If you can't be with the one you love . . .
By M.A. Blackthorn
Disclaimer: Cassandra Clare and her publisher own the Mortal Instruments. I'm just fangirling it up like it's my job with all due respect.
A/N: If the thought of boy on warlock kissing grosses you out, I suggest you take a step back and re-evaluate your obviously narrow worldview. Once you've opened your mind to the wondrous possibilities of Alec/Magnus action, come back, read, and review.
"Take my strength."
Three words. Just three. A pithy phrase but he'd been too long among the esoteric to discount the symbolism, no matter how scoff-worthy he found numerology. A half-eaten memory of a phrase - things always happen in threes - slunk through his brain like wine. Perhaps irony was one of those things that happened in threes.
He felt the words roll off his tongue, natural as air. As they passed his lips, they drew a line between his mouth and Magnus'. The weight of them drew the line taut, shortening the distance between them just as certain other distances were rapidly widening. Magnus' lips floated closer to his, barely a whisper of a touch, hesitant. Stopped. The battle raged beyond but for a span of three breaths - things only happen in threes - they stopped.
"Take my strength."
He closed that short distance, colliding with Magnus in what felt like the least romantic way possible. Magnus responded with a ferocity he'd expected but had yet to experience. He'd always been so careful, so freezingly slow, like a deer caught in some mundane's highlights. He wondered briefly, wildly, if his lips would bruise, if Magnus would mark him the way he marked himself with gloss and sparkles and magic.
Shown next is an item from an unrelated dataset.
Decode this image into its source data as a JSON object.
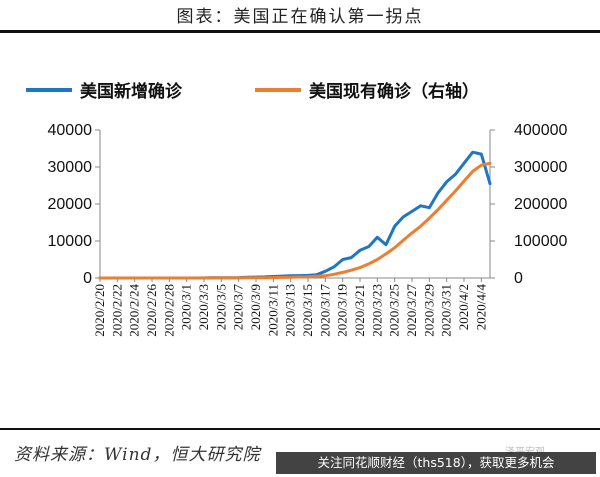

When Magnus pulled away, the line was still there, twinkling dirty in the reflected light of the river. He would later swear to himself - but never to anyone else - that he could see it there shimmering between them like a line of fishing wire. Down the line, he felt his promise flow into Magnus, felt his reserves of strength pour from his body like honey.
"Take my strength."
Three words. Popular wisdom would have him believe things always happen in threes. Good things, bad things, all the essential word combinations. That three worded phrase he couldn't bring himself to say to anyone, or at least to anyone who needed to hear it, who didn't already know. He couldn't - wouldn't - bear to let those words pass his lips. He didn't have the strength for those three words, but he had the strength for these.